España, la España de Marc Gasol, Ricky Rubio y Sergio Llul, fue demasiado para la Argentina liderada por Luis Scola y Facundo Campazzo, a partir de eso se explica ese 95-75 con el que terminó la final del Campeonato Mundial que se llevó a cabo en China.

España, consciente de sus limitaciones y lo que no le convenía, hizo lo que tenía que hacer: sacar del juego a Scola (convirtió sus primeros puntos a través de dos tiros libres a 3 minutos 27 segundos del final del tercer cuarto), Campazzo, y Patricio Garino, quien no anotó puntos y se cargó rápidamente de faltas.

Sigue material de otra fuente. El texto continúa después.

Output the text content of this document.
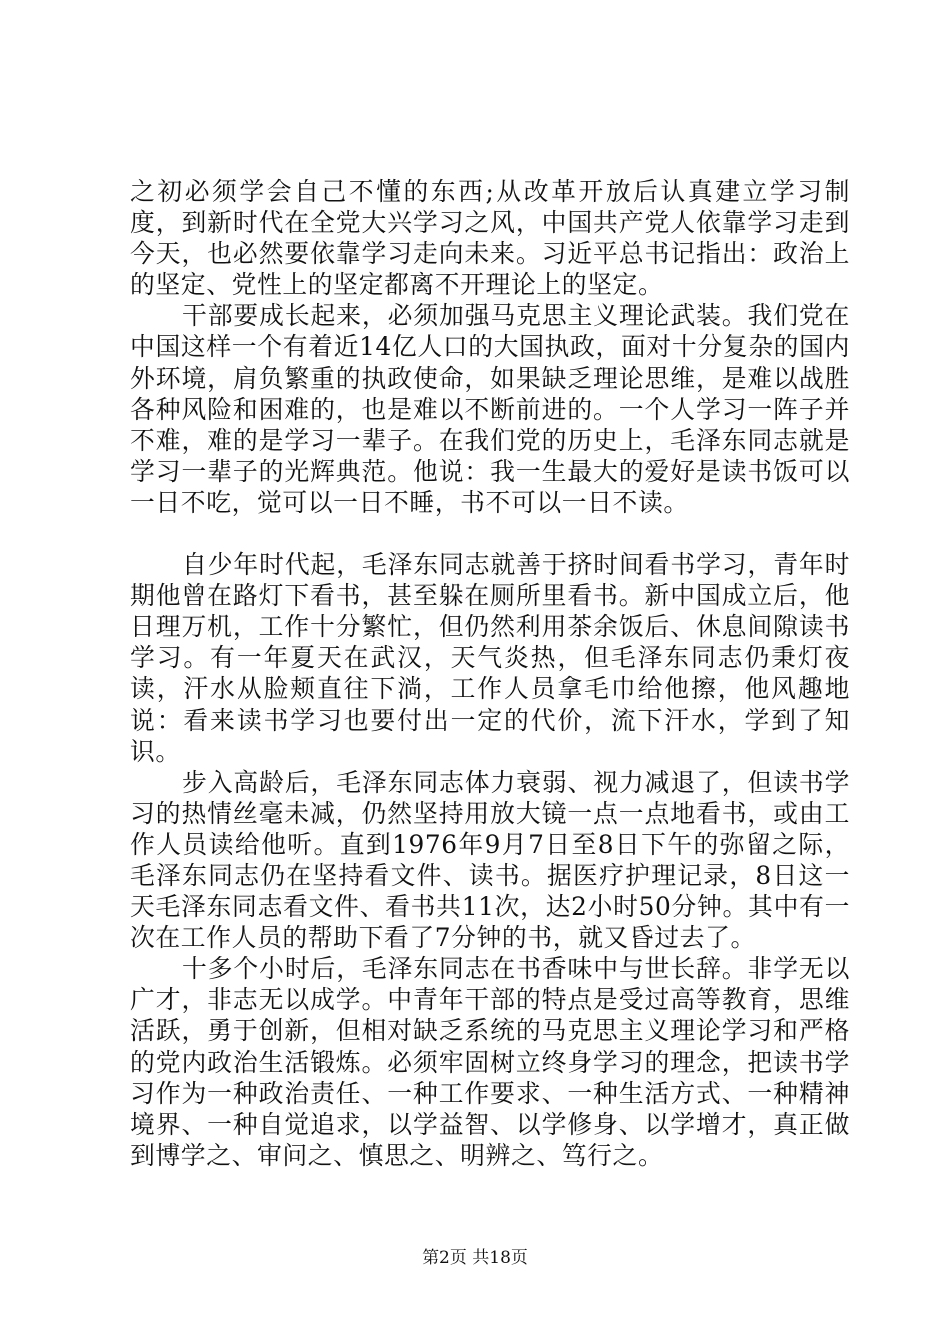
之初必须学会自己不懂的东西;从改革开放后认真建立学习制度，到新时代在全党大兴学习之风，中国共产党人依靠学习走到今天，也必然要依靠学习走向未来。习近平总书记指出：政治上的坚定、党性上的坚定都离不开理论上的坚定。

干部要成长起来，必须加强马克思主义理论武装。我们党在中国这样一个有着近14亿人口的大国执政，面对十分复杂的国内外环境，肩负繁重的执政使命，如果缺乏理论思维，是难以战胜各种风险和困难的，也是难以不断前进的。一个人学习一阵子并不难，难的是学习一辈子。在我们党的历史上，毛泽东同志就是学习一辈子的光辉典范。他说：我一生最大的爱好是读书饭可以一日不吃，觉可以一日不睡，书不可以一日不读。

自少年时代起，毛泽东同志就善于挤时间看书学习，青年时期他曾在路灯下看书，甚至躲在厕所里看书。新中国成立后，他日理万机，工作十分繁忙，但仍然利用茶余饭后、休息间隙读书学习。有一年夏天在武汉，天气炎热，但毛泽东同志仍秉灯夜读，汗水从脸颊直往下淌，工作人员拿毛巾给他擦，他风趣地说：看来读书学习也要付出一定的代价，流下汗水，学到了知识。

步入高龄后，毛泽东同志体力衰弱、视力减退了，但读书学习的热情丝毫未减，仍然坚持用放大镜一点一点地看书，或由工作人员读给他听。直到1976年9月7日至8日下午的弥留之际，毛泽东同志仍在坚持看文件、读书。据医疗护理记录，8日这一天毛泽东同志看文件、看书共11次，达2小时50分钟。其中有一次在工作人员的帮助下看了7分钟的书，就又昏过去了。

十多个小时后，毛泽东同志在书香味中与世长辞。非学无以广才，非志无以成学。中青年干部的特点是受过高等教育，思维活跃，勇于创新，但相对缺乏系统的马克思主义理论学习和严格的党内政治生活锻炼。必须牢固树立终身学习的理念，把读书学习作为一种政治责任、一种工作要求、一种生活方式、一种精神境界、一种自觉追求，以学益智、以学修身、以学增才，真正做到博学之、审问之、慎思之、明辨之、笃行之。

第2页 共18页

Entonces, con sus líderes controlados, y su mejor defensor limitado, a la Argentina sólo le quedó aguantar el vendaval, el cual llegó a través de 14-2 sufrido en apenas tres minutos.

Sin embargo fue entonces cuando apareció el equipo que se ganó un lugar en la final. Fue el momento de la defensa asfixiante y la velocidad para salir en ataque.

Un 11-0 marcó claramente que la Argentina estaba en partido si conseguía imponer su juego, o al menos imponerlo en distintos lapsos del juego.

A partir de ese 14-13, de mediados del primer cuarto, España hizo valer todo su potencial.

Desde la doble base, Rubio-Sergio Llul; la altura de Gasol y Juancho Hernangomez para pelear y ganar la lucha en ambos tableros; y el trabajo de jugadores de rol como Rudy Fernández y Willi Hernangomez, España comenzó a quebrar a Argentina.

Lo que sucedió a partir de entonces podría definirse así: ante cada esporádica reacción argentina (a mediados del último cuarto llegó a estar 12 puntos abajo, 68-56), algunas de ellas lideradas por Gabriel Deck, venía España y ponía las cosas en orden.

No pudo ser…Argentina cayó ante un equipo superior, y eso no le quita ningún méritos a los jugadores dirigidos por Sergio Hernández.

Llegaron en silencio, y se fueron con el aplauso y reconocimiento de propios y extraños.